Environments

Manage development, staging, and production contexts

Creating Environments

Terminal

configsync env create dev --tier development --color "#22c55e"

configsync env create staging --tier staging --color "#f59e0b"

configsync env create prod --tier production --color "#ef4444" --protect

--tier <tier>One of: development, staging, production, custom
--color <hex>Hex color used for terminal effects and prompt
--protectEnable protection (requires typing the name to confirm destructive actions)

Activating Environments

Terminal

# Activate an environment

configsync env activate staging

# See current environment

configsync env current

# Deactivate

configsync env deactivate

# List all environments

configsync env list

Environment Shell

Spawn a sub-shell with a specific environment active. When you exit the shell, the environment reverts.

Terminal

configsync env shell staging

Shell Prompt Integration

Add environment info to your shell prompt with the env hook command.

~/.zshrc

eval "$(configsync env hook zsh)"

~/.bashrc

eval "$(configsync env hook bash)"

Exporting Variables

Use env vars to output export statements for the active environment, useful for piping into scripts.

Terminal

configsync env vars

# Use in a script

eval "$(configsync env vars)"

Resolution Priority

ConfigSync resolves the active environment in this order (first match wins):

  1. --env flag passed to the command
  2. CONFIGSYNC_ENV environment variable
  3. .configsync-env file in current or parent directories
  4. ~/.configsync/active-env global setting

Terminal Effects

Each tier applies visual cues to your terminal to reduce the risk of running commands in the wrong environment.
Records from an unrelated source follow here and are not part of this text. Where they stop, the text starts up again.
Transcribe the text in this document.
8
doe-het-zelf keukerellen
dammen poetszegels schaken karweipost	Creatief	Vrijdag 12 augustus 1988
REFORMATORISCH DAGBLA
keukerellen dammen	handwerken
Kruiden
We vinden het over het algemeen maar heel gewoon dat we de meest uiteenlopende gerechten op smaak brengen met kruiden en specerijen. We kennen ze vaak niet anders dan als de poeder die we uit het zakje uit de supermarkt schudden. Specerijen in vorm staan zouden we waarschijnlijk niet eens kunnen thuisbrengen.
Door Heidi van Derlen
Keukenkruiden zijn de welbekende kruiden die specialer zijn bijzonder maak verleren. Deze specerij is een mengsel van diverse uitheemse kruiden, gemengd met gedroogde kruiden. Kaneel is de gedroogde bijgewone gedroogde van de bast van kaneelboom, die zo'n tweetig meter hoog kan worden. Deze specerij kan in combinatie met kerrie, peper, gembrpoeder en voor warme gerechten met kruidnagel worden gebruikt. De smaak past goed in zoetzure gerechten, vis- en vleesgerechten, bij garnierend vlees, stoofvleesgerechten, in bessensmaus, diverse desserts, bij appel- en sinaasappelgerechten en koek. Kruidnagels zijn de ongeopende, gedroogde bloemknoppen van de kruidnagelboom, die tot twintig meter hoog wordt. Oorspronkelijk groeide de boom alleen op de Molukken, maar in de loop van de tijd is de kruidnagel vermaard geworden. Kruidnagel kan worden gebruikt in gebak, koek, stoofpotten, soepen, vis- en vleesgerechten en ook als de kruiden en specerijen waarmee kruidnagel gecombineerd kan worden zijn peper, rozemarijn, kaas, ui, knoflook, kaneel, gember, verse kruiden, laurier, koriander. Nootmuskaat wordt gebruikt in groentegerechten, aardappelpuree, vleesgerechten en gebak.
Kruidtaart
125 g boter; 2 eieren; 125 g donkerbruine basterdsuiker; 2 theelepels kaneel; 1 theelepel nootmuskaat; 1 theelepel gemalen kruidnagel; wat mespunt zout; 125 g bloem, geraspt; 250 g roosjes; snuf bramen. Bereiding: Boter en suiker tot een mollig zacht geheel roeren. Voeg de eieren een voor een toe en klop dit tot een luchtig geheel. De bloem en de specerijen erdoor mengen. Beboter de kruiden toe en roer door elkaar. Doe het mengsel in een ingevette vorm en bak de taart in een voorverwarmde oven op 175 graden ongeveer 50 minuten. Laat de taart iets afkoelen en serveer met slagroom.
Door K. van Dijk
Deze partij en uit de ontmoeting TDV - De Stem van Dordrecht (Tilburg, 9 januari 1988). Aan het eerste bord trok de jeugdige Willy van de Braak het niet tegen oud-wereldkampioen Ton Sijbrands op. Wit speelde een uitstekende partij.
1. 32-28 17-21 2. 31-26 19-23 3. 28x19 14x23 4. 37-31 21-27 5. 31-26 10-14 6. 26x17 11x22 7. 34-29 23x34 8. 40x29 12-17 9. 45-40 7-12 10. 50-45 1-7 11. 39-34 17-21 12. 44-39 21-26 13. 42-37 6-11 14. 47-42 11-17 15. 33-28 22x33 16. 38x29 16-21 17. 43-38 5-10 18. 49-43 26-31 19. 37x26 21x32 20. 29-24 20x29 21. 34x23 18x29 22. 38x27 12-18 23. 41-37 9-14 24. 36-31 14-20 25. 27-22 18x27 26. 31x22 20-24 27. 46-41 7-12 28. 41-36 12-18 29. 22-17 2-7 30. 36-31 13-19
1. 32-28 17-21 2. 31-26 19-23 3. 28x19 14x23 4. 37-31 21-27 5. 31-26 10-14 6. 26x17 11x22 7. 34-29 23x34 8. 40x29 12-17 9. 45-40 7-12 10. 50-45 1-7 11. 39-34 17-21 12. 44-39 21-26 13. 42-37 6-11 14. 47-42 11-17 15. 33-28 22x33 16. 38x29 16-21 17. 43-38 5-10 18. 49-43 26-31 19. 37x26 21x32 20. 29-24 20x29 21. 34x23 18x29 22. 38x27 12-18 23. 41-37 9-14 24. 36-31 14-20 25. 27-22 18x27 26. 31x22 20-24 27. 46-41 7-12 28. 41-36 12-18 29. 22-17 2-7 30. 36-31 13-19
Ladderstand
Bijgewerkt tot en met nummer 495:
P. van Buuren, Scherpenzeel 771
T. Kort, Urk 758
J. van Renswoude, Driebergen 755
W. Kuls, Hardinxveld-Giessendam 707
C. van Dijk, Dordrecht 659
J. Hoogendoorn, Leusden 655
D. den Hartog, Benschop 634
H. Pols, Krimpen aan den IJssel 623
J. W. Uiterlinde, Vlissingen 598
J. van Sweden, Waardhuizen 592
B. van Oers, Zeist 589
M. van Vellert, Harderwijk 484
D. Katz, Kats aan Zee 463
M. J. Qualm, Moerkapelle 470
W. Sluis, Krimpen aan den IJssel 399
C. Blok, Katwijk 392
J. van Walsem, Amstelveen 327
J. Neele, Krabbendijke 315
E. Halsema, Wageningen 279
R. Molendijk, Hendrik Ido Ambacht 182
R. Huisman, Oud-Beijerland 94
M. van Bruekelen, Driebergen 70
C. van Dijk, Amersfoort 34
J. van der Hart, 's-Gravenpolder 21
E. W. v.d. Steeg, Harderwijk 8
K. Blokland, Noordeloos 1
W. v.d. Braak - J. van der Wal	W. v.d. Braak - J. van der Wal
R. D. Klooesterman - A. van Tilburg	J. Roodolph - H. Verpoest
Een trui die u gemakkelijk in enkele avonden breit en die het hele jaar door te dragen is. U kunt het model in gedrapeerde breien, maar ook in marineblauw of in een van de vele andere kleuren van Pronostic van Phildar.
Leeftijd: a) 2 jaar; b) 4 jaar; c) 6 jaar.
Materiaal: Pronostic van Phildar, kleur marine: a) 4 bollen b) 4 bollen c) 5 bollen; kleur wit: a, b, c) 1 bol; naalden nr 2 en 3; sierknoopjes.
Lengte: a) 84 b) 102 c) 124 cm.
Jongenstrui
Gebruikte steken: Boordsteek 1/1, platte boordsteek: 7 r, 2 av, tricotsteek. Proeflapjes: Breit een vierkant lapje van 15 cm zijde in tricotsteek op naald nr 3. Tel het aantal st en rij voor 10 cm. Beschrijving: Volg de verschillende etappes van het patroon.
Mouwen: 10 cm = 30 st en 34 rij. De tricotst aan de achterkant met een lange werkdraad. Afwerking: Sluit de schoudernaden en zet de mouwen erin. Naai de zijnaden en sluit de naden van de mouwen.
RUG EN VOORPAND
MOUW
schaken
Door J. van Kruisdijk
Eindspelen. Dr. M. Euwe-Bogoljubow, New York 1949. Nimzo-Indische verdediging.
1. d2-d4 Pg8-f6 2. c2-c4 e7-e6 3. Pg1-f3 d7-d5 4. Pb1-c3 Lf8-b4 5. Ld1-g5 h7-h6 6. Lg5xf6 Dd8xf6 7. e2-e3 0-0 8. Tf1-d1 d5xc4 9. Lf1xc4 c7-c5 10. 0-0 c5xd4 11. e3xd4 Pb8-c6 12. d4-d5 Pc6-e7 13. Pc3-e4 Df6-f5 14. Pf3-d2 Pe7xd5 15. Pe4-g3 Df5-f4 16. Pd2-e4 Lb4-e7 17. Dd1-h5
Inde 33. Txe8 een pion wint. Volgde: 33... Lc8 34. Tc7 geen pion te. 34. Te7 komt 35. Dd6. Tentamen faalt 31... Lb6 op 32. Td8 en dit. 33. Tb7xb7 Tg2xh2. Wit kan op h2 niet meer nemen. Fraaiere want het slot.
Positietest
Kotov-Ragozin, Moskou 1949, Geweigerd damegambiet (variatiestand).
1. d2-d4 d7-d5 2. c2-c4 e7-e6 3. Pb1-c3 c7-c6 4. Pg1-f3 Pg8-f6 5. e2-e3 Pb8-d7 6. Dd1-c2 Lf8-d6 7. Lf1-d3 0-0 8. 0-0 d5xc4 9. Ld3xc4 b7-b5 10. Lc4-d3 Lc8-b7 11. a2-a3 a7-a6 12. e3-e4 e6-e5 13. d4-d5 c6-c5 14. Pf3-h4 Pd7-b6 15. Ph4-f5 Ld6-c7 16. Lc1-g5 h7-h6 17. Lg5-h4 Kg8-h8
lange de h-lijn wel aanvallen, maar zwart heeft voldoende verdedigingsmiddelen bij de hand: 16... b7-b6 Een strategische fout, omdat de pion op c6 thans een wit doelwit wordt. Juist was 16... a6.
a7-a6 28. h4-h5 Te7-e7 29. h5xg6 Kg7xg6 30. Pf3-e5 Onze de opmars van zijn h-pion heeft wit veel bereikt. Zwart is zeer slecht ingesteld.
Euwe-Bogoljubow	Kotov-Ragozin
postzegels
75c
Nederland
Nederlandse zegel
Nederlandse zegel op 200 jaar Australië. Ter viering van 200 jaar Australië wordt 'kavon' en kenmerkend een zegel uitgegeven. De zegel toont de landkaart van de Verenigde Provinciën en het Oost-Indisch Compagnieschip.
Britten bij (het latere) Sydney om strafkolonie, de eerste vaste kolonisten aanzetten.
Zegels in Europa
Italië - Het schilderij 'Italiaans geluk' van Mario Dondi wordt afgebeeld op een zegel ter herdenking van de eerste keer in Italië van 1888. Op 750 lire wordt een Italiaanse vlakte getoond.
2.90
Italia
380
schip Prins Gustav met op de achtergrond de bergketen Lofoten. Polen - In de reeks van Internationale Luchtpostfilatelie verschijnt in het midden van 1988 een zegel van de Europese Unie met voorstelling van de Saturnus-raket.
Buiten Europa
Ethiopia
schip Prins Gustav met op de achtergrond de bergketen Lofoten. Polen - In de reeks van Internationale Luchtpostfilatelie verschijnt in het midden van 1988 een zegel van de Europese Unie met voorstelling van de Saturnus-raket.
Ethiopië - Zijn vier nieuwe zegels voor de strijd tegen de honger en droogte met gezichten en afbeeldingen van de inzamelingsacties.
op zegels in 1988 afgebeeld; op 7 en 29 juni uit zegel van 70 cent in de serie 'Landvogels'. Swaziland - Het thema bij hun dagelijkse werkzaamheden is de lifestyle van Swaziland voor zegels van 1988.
Effects include background tint and status bar indicators, colored by the environment's configured color.

Protection Levels

Protection levels are determined by tier and the --protect flag:

TierBehavior
developmentNo confirmation required
stagingPrompts for yes/no confirmation
production (protected)Must type the environment name to confirm
!
Protected environments require you to type the full environment name before any destructive operation like push or pull --force.